Mozarts Musik hören und die Noten digital mitlesen oder bequem die Druckausgabe mit der originalen Handschrift vergleichen: Diese und andere Möglichkeiten bietet die neue digitale Mozart-Werkausgabe, die in Salzburg an den Start gegangen ist.
Die Salzburger Stiftung Mozarteum hat mit dem Start der ersten volldigitalen Mozart-Ausgabe (DIME) ein neues Zeitalter der Musikedition eingeläutet. „Dies ist eine wirkliche Revolution“, sagte Christoph Wolff vom Packard Humanities Institute in Los Altos/Kalifornien, Projektpartner der Stiftung, am Freitag in Salzburg. Es handele sich nicht um abfotografierte Bilder der gedruckten Ausgabe wie bei der schon seit 2005 verfügbaren Neuen Mozart-Ausgabe (NMA) Online, sondern um einen voll digitalisierten Notentext, in dessen maschinenlesbaren Quellcode auch die dazugehörigen Autographe und Erstdrucke hinterlegt seien.

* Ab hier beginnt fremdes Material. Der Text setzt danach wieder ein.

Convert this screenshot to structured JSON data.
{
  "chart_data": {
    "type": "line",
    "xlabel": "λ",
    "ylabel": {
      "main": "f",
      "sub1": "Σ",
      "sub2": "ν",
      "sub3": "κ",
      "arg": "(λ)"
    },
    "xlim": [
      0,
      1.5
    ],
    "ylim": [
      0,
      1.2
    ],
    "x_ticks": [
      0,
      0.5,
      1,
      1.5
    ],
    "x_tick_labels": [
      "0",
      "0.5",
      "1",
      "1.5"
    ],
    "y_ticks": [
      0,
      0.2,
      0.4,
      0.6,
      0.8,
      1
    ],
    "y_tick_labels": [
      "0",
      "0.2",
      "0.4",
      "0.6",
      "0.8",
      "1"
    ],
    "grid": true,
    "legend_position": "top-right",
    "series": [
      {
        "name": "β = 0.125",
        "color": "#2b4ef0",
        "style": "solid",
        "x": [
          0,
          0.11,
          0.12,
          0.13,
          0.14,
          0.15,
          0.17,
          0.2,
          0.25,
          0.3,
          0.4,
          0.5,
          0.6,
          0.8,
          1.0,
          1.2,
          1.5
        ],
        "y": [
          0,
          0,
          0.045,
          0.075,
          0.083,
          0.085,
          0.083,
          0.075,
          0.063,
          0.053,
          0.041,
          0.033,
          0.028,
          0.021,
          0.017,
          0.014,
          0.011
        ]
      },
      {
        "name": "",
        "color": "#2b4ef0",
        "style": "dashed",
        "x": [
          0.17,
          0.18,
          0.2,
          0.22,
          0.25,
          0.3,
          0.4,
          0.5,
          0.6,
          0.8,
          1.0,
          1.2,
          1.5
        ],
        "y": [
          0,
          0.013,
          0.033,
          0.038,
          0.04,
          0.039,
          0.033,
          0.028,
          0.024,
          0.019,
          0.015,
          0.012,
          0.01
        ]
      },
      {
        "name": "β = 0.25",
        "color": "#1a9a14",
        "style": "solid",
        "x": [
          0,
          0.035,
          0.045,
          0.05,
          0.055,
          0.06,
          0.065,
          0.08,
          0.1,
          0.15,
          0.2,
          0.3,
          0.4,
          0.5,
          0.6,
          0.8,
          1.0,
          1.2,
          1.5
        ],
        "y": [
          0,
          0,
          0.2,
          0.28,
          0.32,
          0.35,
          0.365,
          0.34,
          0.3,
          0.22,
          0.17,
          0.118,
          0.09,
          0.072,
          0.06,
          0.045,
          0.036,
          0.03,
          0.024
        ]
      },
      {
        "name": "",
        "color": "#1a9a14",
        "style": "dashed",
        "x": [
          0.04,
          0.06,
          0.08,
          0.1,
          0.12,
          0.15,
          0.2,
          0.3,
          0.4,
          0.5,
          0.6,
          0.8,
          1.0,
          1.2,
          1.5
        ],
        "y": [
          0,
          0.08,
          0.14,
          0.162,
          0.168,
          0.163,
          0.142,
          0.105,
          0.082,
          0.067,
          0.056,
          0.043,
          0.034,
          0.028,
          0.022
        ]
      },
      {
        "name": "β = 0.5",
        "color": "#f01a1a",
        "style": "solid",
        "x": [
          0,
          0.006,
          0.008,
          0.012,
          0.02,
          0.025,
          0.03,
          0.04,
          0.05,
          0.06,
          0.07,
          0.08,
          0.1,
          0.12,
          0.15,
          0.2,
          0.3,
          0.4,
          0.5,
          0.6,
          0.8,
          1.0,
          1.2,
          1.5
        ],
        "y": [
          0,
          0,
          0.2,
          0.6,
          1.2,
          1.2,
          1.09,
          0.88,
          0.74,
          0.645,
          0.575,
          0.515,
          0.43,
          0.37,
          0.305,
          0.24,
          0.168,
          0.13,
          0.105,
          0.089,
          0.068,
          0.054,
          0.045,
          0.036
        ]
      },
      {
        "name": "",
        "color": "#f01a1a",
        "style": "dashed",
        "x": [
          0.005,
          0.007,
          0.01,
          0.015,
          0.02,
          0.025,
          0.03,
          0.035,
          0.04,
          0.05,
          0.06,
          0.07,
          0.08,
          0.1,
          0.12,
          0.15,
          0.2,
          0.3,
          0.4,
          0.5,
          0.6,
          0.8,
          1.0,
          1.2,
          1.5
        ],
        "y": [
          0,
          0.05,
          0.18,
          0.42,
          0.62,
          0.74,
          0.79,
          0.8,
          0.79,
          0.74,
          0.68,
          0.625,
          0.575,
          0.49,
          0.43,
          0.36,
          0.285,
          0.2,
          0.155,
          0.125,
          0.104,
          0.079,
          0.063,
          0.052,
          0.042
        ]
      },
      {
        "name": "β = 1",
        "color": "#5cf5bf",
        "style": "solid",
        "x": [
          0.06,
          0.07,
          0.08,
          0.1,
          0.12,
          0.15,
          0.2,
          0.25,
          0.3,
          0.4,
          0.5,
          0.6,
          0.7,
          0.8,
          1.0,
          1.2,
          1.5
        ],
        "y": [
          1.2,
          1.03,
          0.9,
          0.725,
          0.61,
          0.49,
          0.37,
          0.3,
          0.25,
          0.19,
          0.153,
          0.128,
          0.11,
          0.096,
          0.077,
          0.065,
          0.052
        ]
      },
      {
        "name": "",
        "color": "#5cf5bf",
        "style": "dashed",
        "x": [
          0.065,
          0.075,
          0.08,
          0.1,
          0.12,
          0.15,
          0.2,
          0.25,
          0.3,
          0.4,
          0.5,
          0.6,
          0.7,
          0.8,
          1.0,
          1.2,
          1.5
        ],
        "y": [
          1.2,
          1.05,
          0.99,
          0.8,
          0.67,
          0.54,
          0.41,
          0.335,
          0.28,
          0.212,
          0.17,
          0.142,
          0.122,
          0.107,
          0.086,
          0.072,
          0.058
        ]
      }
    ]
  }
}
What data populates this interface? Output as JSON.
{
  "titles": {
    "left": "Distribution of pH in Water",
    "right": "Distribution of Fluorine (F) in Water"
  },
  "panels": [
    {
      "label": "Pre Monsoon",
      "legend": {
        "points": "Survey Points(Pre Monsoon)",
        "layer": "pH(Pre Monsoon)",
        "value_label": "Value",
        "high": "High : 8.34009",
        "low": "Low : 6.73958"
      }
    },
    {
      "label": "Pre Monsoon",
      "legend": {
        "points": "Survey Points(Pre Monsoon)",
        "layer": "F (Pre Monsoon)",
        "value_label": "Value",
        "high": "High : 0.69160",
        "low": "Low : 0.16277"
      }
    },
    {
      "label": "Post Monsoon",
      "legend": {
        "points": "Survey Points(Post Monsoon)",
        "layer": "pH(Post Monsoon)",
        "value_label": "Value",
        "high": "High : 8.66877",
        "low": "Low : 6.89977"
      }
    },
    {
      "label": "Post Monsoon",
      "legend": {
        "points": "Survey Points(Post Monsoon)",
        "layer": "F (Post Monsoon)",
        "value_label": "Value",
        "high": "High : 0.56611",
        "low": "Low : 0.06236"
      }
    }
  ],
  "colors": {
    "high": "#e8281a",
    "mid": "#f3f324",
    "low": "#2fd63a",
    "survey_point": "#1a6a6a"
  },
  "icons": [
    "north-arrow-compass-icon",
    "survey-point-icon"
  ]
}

Der Notentext sei gleichsam „verflüssigt“ worden, sagte Wolff, und stehe nun kostenlos für zahlreiche nicht-kommerzielle Anwendungen zur Verfügung. So können etwa Musikfreunde, Wissenschaftler sowie Profi- und Hobbymusiker verschiedene Ausgabe miteinander vergleichen oder gezielt bestimmte Takte ansteuern. Auf einer speziellen Benutzeroberfläche kann man den Notentext mit auf DIME gespeicherten Musikaufnahmen synchronisieren und die Partitur bequem mitlesen; die aktuell gespielte Sequenz wird dabei farbig markiert.
Bislang umfasst das Projekt allerdings erst wenige Stücke Mozarts wie „Eine kleine Nachtmusik“ oder das „Ave verum corpus“. Innerhalb der nächsten Jahre soll schrittweise das gesamte musikalische Schaffen des österreichischen Musikgenies – mehr als 600 Werke mit rund 25 000 Seiten – digital und interaktiv zugänglich gemacht werden. Alle Daten, auch der DIME-Quellcode, sind frei zugänglich („open source“) und können in beliebige Projekte integriert werden, etwa eine „Mozart-App“.
Die neue digitale Mozart-Gesamtausgabe soll nicht in Konkurrenz zu den gedruckten Ausgaben der großen Musikverlage stehen. „Wir sind mit DIME weit entfernt von einem aufführbaren Notenmaterial“, sagte Ulrich Leisinger, wissenschaftlicher Leiter der Stiftung Mozarteum.
Im Gegenteil könnten die Verlage selbst an das Angebot „andocken“ und davon profitieren. Im Konzertalltag haben sich digitale Noten noch nicht durchgesetzt. „Die Nachfrage nach qualitativ hochwertigen Ausgaben, für die deutsche Musikverlage weltweit bekannt sind, ist trotz digitaler Angebote und freier Verfügbarkeit ungebrochen“, sagte Birgit Böcher, stellvertretende Geschäftsführerin des Deutschen Musikverleger-Verbandes.